Extra uses (Technical Abilities)
Timers – Students used to get anxious with timers, but ever since they have been given the ability to go to our Google Assistant and ask for a 15-minute timer, come back 7 minutes later to ask how much time is left, and be greeted with a warm 8 minutes, and then hear a familiar alarm, the anxiety has left and their time management has increased.
Lights On – Adapters allow us to turn the lights on or off in our classroom.
Casting – if something needs to be played on the projector, all we need to do is ask Google Assistant to play it through a Chromecast.
A new way of life
It is very interesting to now see students coming into my classroom saying good morning to a Google Assistant and asking for news, how the weather is going to be, or just for a random joke. They have made it part of their lifestyle. Some students that are emotionally unstable have chosen to go ask Google Assistant questions, hear a joke, or play a game with Google Assistant for a few minutes to calm down (SEL). Other students that deal with anger issues have even opted to ask for some time in the peace corner and instead of sitting down and doodling or doing something else, they decide to go to our Google assistant and ask, “How can I calm down when I am angry?” or “What can I do when I’m sad?”

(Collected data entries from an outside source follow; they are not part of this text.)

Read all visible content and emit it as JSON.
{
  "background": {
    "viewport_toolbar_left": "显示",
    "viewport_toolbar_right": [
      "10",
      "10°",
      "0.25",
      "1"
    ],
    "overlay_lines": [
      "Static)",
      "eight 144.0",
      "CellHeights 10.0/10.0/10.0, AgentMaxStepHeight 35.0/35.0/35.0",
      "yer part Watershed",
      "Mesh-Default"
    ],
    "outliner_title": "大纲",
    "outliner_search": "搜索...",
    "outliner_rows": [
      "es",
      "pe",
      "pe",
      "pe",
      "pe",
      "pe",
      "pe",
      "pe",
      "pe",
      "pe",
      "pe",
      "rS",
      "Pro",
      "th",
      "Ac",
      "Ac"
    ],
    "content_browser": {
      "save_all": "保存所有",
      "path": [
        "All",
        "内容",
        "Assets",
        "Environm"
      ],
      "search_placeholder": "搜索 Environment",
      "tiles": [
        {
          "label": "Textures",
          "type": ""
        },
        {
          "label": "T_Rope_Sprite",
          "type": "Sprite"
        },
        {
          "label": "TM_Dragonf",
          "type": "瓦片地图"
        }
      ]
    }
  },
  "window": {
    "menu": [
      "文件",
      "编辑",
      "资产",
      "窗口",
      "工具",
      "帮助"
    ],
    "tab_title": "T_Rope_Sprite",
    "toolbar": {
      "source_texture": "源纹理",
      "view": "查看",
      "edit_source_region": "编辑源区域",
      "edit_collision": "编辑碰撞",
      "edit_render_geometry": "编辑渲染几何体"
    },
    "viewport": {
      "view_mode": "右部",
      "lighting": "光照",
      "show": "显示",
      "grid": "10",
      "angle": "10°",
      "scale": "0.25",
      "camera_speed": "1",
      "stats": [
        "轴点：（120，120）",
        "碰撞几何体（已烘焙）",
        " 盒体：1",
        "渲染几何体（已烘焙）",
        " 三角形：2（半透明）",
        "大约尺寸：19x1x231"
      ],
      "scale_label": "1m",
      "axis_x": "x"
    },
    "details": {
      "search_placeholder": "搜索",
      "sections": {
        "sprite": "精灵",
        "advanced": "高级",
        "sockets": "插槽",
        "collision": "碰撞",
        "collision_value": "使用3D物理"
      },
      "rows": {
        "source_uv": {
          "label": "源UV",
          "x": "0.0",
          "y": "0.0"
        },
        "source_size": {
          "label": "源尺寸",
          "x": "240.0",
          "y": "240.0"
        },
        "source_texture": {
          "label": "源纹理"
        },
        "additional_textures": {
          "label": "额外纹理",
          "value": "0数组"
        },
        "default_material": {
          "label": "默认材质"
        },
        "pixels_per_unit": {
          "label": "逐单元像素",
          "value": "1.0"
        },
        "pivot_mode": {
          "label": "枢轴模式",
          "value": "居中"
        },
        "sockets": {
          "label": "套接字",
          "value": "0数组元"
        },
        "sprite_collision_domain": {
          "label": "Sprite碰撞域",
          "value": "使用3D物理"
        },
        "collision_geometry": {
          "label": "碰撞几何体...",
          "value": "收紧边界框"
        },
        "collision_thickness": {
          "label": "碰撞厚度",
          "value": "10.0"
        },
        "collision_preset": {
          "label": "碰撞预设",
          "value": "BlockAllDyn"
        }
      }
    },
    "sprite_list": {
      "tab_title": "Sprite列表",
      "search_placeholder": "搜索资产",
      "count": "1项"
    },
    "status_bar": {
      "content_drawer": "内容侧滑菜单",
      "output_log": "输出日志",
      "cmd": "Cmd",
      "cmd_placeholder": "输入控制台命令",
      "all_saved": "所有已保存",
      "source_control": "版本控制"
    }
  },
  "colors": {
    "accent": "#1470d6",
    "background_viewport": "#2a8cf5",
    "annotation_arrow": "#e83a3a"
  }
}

Google Home, or Google Assistant, has met many needs in my classroom. It did take a bit of training, and it was not that easy. It had to be put away 3 times because students kept talking to it during class or touching it when they were not supposed to. But it has now been seven months that Google Assistant has been part of their lives, and the other day when I took it home and forgot to bring it back I was met with a rowdy crowd that was longing for their “friend” and assistant to be returned to them. I hope this article has provided you with a few ideas of your own.